I was eager to read his opinion on this topic, because despite being friendly on the gun issue, he’s a bit of an outsider to it. He didn’t really commit one way or another, but he brought up an interesting point:
Beyond the legal and practical issues, of course, there is the question of whether open carry activists are helping or hurting the cause of gun rights by popping up in coffee shops and restaurants with weapons on their waists. Respectable, law-abiding people carrying guns openly in public places could help normalize gun ownership and armed self-defense among people who are unfamiliar with both. The experience of a Walnut Hill, California, pizzeria owner who decided to welcome gun carriers is consistent with that hope:
“Frankly, I wasn’t sure how I would feel in that type of situation, and it really turned out to be a total nonissue,” Ms. Grunner said.
“The families were great,” she said. “These were very gracious people.” The fact that customers wore sidearms, she said, “just faded into the background.”
Then again, the sight of people with pistols on their hips could serve to confirm prejudices about gun owners among people who believe they fetishize their weapons and seek to project a macho image. The goal of encouraging support for liberalized concealed carry policies depends to some extent on normalization yet at the same time assumes open gun toting will make people uneasy. I’m not sure people can be simultaneously reassured and alarmed.
This statement, in combination with some other statements folks have made in the comments, makes me wonder whether your opinion on open carry is largely driven by your perception of what the dominant thinking is around you, and that perhaps the open carry folks have a more optimistic outlook on the attitudes of their fellow Americans than non-open-carry supporters.

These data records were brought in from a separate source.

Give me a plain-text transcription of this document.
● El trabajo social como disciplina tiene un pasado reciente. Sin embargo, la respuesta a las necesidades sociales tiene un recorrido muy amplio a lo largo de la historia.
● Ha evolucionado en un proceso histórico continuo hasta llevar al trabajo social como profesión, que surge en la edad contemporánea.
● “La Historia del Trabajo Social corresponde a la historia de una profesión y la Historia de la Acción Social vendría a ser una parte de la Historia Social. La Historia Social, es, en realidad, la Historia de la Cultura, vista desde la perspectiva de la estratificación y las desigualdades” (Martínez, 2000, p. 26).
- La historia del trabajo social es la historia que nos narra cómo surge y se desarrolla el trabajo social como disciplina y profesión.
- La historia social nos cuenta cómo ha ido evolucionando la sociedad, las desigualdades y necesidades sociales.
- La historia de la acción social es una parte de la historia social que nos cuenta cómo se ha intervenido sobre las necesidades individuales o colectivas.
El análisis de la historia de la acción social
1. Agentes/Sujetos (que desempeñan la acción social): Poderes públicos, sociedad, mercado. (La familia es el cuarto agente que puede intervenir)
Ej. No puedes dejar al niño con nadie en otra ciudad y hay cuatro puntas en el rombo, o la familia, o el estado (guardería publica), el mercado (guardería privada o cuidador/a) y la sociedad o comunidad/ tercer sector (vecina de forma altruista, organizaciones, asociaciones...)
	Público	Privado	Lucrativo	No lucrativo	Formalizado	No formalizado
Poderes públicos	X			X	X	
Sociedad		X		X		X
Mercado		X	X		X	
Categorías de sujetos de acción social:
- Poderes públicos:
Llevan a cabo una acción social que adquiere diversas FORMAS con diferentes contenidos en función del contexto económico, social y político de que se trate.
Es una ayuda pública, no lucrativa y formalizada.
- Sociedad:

From my point of view, I think most people, if forced to take a side, probably wouldn’t support carrying a gun in public if it meant they were going to see guns everywhere they went. I don’t want the public thinking about how they feel about it, because I worry we’ll lose support. But I suspect open carry folks believe that if the public is forced to think about it, the public will eventually take their side, and we’ll gain support. Which side is right? Probably depends greatly on the surrounding culture. I suspect neither side is right in every circumstance, but it’ll be interesting to see how this plays out. The Starbucks incident may end up being a watershed moment in the debate.